De hecho, cada verano en que la ocupación de plazas hoteleras decrece y se ve a menos paseantes por el malecón crece un sentimiento de melancolía que mueve a creerse culpables. A fuerza de vivir el fenómeno de masas, votando, comiendo y viendo la televisión en masa, formar parte de las masas es la forma básica de exoneración.
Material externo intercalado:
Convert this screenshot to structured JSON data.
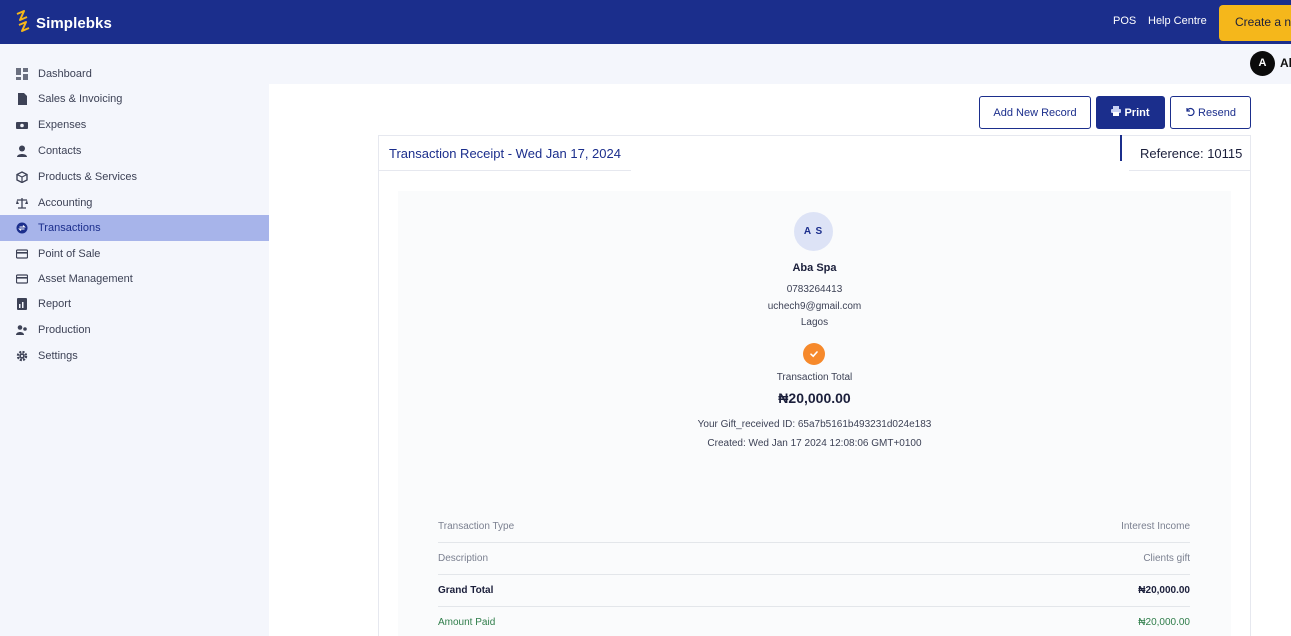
{
  "header": {
    "brand": "Simplebks",
    "links": [
      "POS",
      "Help Centre"
    ],
    "create_button": "Create a ne"
  },
  "user": {
    "initial": "A",
    "name": "Ab"
  },
  "sidebar": {
    "items": [
      {
        "label": "Dashboard",
        "icon": "dashboard-icon"
      },
      {
        "label": "Sales & Invoicing",
        "icon": "document-icon"
      },
      {
        "label": "Expenses",
        "icon": "cash-icon"
      },
      {
        "label": "Contacts",
        "icon": "person-icon"
      },
      {
        "label": "Products & Services",
        "icon": "box-icon"
      },
      {
        "label": "Accounting",
        "icon": "scale-icon"
      },
      {
        "label": "Transactions",
        "icon": "exchange-icon",
        "active": true
      },
      {
        "label": "Point of Sale",
        "icon": "card-icon"
      },
      {
        "label": "Asset Management",
        "icon": "card-icon"
      },
      {
        "label": "Report",
        "icon": "report-icon"
      },
      {
        "label": "Production",
        "icon": "people-icon"
      },
      {
        "label": "Settings",
        "icon": "gear-icon"
      }
    ]
  },
  "actions": {
    "add_new_record": "Add New Record",
    "print": "Print",
    "resend": "Resend"
  },
  "receipt": {
    "title": "Transaction Receipt - Wed Jan 17, 2024",
    "reference": "Reference: 10115",
    "initials": "A S",
    "business_name": "Aba Spa",
    "phone": "0783264413",
    "email": "uchech9@gmail.com",
    "city": "Lagos",
    "total_label": "Transaction Total",
    "total_amount": "₦20,000.00",
    "gift_id": "Your Gift_received ID: 65a7b5161b493231d024e183",
    "created": "Created: Wed Jan 17 2024 12:08:06 GMT+0100",
    "rows": [
      {
        "key": "Transaction Type",
        "value": "Interest Income"
      },
      {
        "key": "Description",
        "value": "Clients gift"
      },
      {
        "key": "Grand Total",
        "value": "₦20,000.00"
      },
      {
        "key": "Amount Paid",
        "value": "₦20,000.00"
      }
    ]
  },
  "colors": {
    "brand_blue": "#1b2e8c",
    "accent_yellow": "#f5b71b",
    "active_nav": "#a7b4ea",
    "check_orange": "#f6892b",
    "paid_green": "#2f7d4a"
  }
}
Siendo masa y sufriendo como masa el espíritu queda liberado de individualidad y puede descansar feliz en su formidable papel de víctima.
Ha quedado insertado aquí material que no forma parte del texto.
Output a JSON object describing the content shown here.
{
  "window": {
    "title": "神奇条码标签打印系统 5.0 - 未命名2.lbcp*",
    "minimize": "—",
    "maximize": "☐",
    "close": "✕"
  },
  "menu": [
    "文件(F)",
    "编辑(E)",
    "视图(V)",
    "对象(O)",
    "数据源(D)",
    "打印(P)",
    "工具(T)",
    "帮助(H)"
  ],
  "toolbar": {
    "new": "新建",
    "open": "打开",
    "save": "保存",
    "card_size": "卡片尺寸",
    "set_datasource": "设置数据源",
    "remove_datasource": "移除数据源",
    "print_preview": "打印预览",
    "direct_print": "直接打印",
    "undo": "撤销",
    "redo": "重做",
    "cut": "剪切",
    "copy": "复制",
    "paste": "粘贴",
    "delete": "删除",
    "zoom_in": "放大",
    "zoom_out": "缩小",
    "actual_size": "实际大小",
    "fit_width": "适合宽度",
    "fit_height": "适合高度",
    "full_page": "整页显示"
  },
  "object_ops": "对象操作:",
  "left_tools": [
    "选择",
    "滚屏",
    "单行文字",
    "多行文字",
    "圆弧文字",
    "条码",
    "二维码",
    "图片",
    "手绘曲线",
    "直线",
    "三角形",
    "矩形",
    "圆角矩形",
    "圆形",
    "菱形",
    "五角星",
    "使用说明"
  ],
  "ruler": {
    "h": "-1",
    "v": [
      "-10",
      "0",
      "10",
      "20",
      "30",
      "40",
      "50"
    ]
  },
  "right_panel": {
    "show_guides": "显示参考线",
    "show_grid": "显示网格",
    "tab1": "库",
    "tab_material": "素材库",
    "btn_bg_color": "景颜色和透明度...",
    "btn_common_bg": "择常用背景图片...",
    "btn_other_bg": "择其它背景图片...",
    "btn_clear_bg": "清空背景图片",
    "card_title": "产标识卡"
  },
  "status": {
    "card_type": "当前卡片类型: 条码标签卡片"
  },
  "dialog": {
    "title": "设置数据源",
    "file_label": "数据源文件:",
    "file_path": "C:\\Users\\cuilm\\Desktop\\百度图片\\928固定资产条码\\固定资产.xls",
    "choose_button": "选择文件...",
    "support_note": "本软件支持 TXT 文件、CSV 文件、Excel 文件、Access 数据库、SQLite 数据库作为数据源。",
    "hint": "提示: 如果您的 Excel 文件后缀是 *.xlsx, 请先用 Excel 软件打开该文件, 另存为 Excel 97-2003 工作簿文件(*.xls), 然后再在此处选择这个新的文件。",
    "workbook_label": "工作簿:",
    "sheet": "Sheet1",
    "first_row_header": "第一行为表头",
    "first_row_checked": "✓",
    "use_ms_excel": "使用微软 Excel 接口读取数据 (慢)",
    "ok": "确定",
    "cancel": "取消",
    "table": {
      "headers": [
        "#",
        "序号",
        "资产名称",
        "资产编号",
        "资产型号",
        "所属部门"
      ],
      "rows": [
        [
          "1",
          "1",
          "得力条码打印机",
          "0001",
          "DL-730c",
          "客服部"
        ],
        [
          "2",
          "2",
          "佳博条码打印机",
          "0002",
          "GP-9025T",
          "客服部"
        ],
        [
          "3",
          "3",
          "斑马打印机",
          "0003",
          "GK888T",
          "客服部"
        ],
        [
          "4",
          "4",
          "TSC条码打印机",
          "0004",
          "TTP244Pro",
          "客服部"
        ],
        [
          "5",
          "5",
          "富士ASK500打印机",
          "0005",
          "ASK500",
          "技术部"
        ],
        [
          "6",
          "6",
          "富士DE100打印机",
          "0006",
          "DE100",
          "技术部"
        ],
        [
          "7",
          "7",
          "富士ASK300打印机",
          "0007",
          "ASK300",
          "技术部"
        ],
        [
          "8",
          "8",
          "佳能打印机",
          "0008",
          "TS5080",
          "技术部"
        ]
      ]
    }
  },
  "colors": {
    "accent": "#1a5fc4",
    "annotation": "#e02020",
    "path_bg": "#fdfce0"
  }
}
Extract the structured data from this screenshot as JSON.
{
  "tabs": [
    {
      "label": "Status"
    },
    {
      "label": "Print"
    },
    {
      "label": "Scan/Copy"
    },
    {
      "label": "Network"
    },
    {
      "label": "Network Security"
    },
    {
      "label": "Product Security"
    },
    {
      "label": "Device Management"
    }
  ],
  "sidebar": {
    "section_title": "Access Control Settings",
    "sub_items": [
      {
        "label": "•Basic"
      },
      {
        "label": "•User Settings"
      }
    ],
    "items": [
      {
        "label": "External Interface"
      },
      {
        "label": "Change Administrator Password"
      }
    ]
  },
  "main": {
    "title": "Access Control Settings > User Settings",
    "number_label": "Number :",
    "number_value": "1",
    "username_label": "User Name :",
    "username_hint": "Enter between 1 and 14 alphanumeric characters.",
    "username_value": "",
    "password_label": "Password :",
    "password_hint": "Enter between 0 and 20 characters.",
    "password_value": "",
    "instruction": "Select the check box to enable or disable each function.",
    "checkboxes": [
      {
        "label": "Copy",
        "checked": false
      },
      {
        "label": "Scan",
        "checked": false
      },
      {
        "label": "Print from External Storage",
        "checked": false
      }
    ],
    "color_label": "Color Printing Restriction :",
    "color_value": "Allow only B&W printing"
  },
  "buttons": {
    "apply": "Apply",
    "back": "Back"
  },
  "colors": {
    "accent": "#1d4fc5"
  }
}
El verano de muchedumbres y agosto, en particular, proporciona una sensación de nulidad, en el fondo muy querida porque gracias a la aglomeración es posible gozar el gran mito de la propia desaparición.
Uno a uno, en áreas solitarias, debería enfrentarse con su identidad -incluso en vacaciones- mientras que todos revueltos, arracimados, indiferenciados en las orillas y fundidos en toneladas de carne igual, pueden disfrutar la idea de su pérdida, la gloria de la invisibilidad. Irse a otra parte sin gente impediría la ocasión de dejar de ser lo que se es, mientras la múltiple visión de seres en taparrabos hace difícil sentirse único y responsable, por tanto, de cualquier cosa.
Las caravanas que hoy se extenderán por la red de carreteras son el principio de esta conversión de cada individuo, en cuanto sólido y nominado, en un líquido amniótico y colectivo. La circulación será más densa o fluida, la corriente provocará atascos y, ante los ojos de la policía los conductores, desde las primeras horas, dejan de ser un problema humano para trasmutarse en un asunto de fontanería. La Dirección General de Tráfico muda su carácter por el de una Dirección de Travases y la cuestión reside, sobre todo, en reunir apropidamanete, sobre cuencas turísticas, la riada.
En ese tratamiento de aluvión el trabajador, habituado a ser el objeto de alguna amenaza particular, se ve envuelto en la protectora confusión de la marea. Ningún momento en el año desprende tanta potencia de solidaridad, de solidez y de destino compartido. La vacación globalizada, simultánea y a granel, acaba con la fatuidad de estimarse como alguien diferencial y brinda la perfecta paz del parecido.
Todos veraneamos, todos bajamos a la playa y tomamos paella en los chiringuitos, todos duermen la siesta, pasean por el puerto, se untan de crema, piden mejillones al vapor, enseñan sus protuberancias, ambulan al atardecer entre mercadillos de marroquíes, terminan la noche entre la tabarra de las motos y las discotecas. Todos padecen el calor húmedo de la bahía donde el pegajosos sudor es una metáfora más del tránsito desde la personalidad a la viscosidad, desde las siluetas definibles al magma de la urbanización seriada.
Cuando se dice que gracias a ese supuesto descanso se han cargado las pilas para volver a trabajar lo que en verdad se ha experimentado es la descarga de los nombres de pila. Iguales, apilados, todos han dejado, por unos días, de existir particularmente y, así, el regreso siempre conlleva una temible sorpresa ante el reencuentro con la propia realidad.